# clunking sounds



## georgia31501 (Sep 26, 2010)

i just got a 06 gto about a month ago,my car makes a clunking sound,sounds like the drive shaft has alot of play or something,i think its only a low speeds like when im driving in a parking lot or something at low speeds like that,any other gtos have this,ive heard this is how the gto are but i want to see if it is or do i need to fix something


----------



## Noob1986 (Jan 9, 2010)

That was happening to me when i would get stuck in traffic on the highway or, like you said, in parking lots. For me it was a simple fix, i just took it to the shop and had them change the rear diff fluid, and i haven't had the problem since. :cheers


----------



## poof1887 (Sep 21, 2010)

This happens to me as well, but I have a rebuilt beefed up A4 trans and a 373 diff, so I expect a few clunks every now and again; that being said I still dont get them all that often. Might want to get the diff fluid checked like suggested above.


----------



## pctek (Jul 18, 2010)

georgia31501 said:


> i just got a 06 gto about a month ago,my car makes a clunking sound,sounds like the drive shaft has alot of play or something,i think its only a low speeds like when im driving in a parking lot or something at low speeds like that,any other gtos have this,ive heard this is how the gto are but i want to see if it is or do i need to fix something


Yea I had this from day one when I bought my 05 a4 yj about 3 months ago, you mostly hears the clunking when the car or should say the drivetrain/diff got warm or hot then it starts making the noise when you ,mostly at low speeds like slowing down then giving gas etc etc. 

Dont know if you notice it but with mine when the car/drivetrain was cold and you drive it for about 10 minutes theres hardly any noise and clunking because the cold of the gear oil makes it thicker and more resistance for the moving parts making it quieter.

So yea start with chaning the rear diff with torco or gm gear oils.


----------



## BlackJackByte (Aug 31, 2009)

I think there's another noise as well. Just had my diff. fluid changed with Torco and man is it awesome....but what he's talking about is the driveshaft feels like it's flinging forward and clanking against more metal. Like banging 2 hammers together. That's just what I have at low speeds, maybe I'm wrong though too. Hope this helps because mine still does it (04 YJ M6)


----------



## taylorb765 (Jun 11, 2010)

BlackJackByte said:


> I think there's another noise as well. Just had my diff. fluid changed with Torco and man is it awesome....but what he's talking about is the driveshaft feels like it's flinging forward and clanking against more metal. Like banging 2 hammers together. That's just what I have at low speeds, maybe I'm wrong though too. Hope this helps because mine still does it (04 YJ M6)

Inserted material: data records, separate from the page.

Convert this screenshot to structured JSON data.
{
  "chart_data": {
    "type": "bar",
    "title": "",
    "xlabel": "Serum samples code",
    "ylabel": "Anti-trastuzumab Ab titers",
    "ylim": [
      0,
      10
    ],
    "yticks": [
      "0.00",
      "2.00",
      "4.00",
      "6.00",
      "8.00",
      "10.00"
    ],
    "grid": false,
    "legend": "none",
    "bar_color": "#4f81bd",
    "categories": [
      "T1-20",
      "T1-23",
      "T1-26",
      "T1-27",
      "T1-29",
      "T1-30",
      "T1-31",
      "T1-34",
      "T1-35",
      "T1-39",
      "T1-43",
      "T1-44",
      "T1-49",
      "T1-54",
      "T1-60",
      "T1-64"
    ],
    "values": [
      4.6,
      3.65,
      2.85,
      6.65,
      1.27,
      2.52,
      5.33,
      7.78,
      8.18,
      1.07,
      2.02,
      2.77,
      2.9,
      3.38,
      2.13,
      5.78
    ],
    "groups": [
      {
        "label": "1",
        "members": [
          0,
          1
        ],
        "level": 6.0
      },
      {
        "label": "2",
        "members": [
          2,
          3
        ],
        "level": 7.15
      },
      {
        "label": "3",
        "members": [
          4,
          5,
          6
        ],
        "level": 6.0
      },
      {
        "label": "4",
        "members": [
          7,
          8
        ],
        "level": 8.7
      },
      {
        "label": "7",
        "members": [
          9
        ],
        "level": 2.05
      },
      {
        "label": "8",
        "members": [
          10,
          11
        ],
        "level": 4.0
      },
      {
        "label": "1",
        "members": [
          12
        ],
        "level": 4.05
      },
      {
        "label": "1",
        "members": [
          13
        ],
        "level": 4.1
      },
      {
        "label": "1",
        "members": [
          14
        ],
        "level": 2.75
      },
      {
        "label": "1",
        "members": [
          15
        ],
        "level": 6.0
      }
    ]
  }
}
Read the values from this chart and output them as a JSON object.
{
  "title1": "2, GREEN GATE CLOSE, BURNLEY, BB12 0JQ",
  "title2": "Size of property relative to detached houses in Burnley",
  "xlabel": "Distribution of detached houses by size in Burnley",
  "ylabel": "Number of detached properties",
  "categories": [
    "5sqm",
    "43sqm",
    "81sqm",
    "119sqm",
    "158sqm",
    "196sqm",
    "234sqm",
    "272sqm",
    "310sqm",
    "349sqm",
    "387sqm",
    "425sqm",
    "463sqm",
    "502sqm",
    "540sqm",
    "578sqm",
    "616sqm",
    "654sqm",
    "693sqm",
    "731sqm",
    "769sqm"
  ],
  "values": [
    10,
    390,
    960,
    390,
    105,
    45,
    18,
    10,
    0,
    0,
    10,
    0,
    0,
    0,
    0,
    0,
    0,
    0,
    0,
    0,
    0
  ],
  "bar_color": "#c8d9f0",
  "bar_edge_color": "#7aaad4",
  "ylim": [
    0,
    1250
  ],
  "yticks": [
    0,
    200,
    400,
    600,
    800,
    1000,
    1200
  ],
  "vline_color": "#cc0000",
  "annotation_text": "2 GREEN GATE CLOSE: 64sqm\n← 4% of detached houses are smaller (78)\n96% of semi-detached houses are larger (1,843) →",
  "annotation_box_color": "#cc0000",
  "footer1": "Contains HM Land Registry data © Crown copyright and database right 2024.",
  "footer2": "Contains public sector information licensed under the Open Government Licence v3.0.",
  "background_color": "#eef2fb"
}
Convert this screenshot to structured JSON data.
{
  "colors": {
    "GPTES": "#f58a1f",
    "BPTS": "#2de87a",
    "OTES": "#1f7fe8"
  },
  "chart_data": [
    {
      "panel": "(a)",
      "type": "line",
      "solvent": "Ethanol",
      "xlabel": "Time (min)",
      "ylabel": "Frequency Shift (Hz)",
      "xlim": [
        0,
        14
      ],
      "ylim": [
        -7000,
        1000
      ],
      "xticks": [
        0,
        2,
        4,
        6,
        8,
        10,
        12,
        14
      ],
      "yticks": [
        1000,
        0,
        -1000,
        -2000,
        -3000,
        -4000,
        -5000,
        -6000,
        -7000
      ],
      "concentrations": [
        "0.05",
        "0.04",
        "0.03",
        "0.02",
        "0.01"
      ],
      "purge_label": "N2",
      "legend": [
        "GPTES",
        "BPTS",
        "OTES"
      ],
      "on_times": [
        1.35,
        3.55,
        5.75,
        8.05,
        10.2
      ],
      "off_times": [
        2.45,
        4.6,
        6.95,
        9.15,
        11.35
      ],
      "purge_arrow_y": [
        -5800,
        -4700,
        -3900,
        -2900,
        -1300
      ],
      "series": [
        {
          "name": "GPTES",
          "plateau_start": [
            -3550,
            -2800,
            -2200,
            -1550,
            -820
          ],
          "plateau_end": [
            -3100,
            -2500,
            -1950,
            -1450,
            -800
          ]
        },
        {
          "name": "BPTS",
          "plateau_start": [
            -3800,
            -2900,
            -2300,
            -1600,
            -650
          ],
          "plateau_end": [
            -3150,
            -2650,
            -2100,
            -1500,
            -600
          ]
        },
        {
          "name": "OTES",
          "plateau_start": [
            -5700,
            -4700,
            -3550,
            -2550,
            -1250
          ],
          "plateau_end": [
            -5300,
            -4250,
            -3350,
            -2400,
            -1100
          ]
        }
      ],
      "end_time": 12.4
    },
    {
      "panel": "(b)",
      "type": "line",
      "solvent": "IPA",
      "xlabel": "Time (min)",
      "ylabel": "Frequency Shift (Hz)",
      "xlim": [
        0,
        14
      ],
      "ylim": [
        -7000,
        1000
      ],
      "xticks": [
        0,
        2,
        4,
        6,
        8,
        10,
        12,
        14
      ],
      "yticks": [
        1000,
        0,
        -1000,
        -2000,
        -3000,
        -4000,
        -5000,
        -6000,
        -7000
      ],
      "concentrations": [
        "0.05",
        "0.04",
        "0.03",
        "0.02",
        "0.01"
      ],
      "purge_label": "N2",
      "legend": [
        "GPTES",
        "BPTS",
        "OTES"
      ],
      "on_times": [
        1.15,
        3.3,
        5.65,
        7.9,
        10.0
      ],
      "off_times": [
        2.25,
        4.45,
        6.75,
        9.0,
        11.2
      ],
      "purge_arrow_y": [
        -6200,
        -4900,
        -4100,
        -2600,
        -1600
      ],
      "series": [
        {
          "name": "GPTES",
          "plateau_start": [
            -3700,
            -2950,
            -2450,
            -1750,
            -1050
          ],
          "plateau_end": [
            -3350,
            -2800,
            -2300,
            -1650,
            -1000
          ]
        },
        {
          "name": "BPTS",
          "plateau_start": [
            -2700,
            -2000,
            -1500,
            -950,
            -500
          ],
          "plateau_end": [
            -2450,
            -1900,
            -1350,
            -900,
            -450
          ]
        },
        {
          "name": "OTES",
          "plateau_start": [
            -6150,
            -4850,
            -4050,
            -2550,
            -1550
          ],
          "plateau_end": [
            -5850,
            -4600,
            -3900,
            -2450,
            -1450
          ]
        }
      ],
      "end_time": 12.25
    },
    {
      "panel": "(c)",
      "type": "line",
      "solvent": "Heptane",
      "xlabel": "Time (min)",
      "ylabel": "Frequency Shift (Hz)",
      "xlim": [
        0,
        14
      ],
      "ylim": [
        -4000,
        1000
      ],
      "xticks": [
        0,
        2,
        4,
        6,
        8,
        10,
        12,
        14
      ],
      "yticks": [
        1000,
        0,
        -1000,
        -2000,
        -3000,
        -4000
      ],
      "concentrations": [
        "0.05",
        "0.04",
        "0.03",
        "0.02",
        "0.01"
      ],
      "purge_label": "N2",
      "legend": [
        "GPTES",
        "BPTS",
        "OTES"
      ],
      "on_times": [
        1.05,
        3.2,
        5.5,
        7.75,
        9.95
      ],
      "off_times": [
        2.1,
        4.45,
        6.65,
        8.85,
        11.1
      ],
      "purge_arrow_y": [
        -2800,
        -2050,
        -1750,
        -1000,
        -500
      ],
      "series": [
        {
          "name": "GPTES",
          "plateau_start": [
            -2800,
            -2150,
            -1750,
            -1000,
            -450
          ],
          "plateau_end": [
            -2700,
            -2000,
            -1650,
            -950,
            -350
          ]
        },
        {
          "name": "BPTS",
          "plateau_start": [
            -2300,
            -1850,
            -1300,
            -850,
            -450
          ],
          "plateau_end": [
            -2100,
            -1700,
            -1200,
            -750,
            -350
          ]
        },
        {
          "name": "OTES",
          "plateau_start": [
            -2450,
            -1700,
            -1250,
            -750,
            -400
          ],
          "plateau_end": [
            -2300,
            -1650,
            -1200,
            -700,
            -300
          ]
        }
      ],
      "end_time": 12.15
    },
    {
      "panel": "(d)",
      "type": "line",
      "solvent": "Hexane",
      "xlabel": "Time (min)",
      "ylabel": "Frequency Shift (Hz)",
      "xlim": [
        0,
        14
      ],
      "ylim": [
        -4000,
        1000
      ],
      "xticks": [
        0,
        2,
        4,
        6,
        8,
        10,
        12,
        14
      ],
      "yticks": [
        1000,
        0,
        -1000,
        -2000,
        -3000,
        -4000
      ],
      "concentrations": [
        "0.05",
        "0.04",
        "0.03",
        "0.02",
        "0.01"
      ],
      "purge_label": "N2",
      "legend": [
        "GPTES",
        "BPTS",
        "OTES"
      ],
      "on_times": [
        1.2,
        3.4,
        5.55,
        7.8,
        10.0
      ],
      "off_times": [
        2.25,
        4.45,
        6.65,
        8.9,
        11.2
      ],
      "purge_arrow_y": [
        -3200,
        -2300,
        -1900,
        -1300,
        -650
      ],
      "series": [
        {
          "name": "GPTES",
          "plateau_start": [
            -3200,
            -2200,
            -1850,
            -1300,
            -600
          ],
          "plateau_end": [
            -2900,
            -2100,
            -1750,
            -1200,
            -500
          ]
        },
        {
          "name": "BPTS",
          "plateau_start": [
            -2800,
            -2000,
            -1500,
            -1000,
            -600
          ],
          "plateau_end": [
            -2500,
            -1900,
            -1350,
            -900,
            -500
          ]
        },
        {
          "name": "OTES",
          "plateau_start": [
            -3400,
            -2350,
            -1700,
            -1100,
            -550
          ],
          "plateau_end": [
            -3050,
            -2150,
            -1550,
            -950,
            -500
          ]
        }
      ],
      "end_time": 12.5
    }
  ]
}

My 06 is the same way and its the U-joint, gm told me its not servicable you have to replace the driveshaft at $1400 so im gonna run it awhile till it gets really bad and buy a 1 piece for 600.


----------



## poof1887 (Sep 21, 2010)

I love my aluminum drive shaft, just becareful with clearance. I don't know about others, but I had an issue with my stock resonator hitting my new one piece drive shaft when I went over large bumps, motivated me to getting my resonator removed lol


----------



## taylorb765 (Jun 11, 2010)

poof1887 said:


> I love my aluminum drive shaft, just becareful with clearance. I don't know about others, but I had an issue with my stock resonator hitting my new one piece drive shaft when I went over large bumps, motivated me to getting my resonator removed lol


First thing I did with my GTO was delete the resonator lol, just put in an x pipe yesterday with the muffler deletes it sounds amazing and not even that loud.


----------



## BlackJackByte (Aug 31, 2009)

taylorb765 said:


> First thing I did with my GTO was delete the resonator lol, just put in an x pipe yesterday with the muffler deletes it sounds amazing and not even that loud.


Tahnks to both of you guys because thats a problem I've had from the get go. Think I'll have a problem with clearance with a Corsa Sport 05-06 exhaust set-up?

Also, what are some good driveshafts to loom at besides BMRs? Thanks.


----------



## poof1887 (Sep 21, 2010)

U shouldn't have any clearance problems. Just don't put the stock resonator on, which wouldn't make much sense anyway lol. 
Just and FYI, that exhaust system will sound GREAT if u do a cat delete. And u'll feel a nice power boost when u get a tune for the cat delete.


----------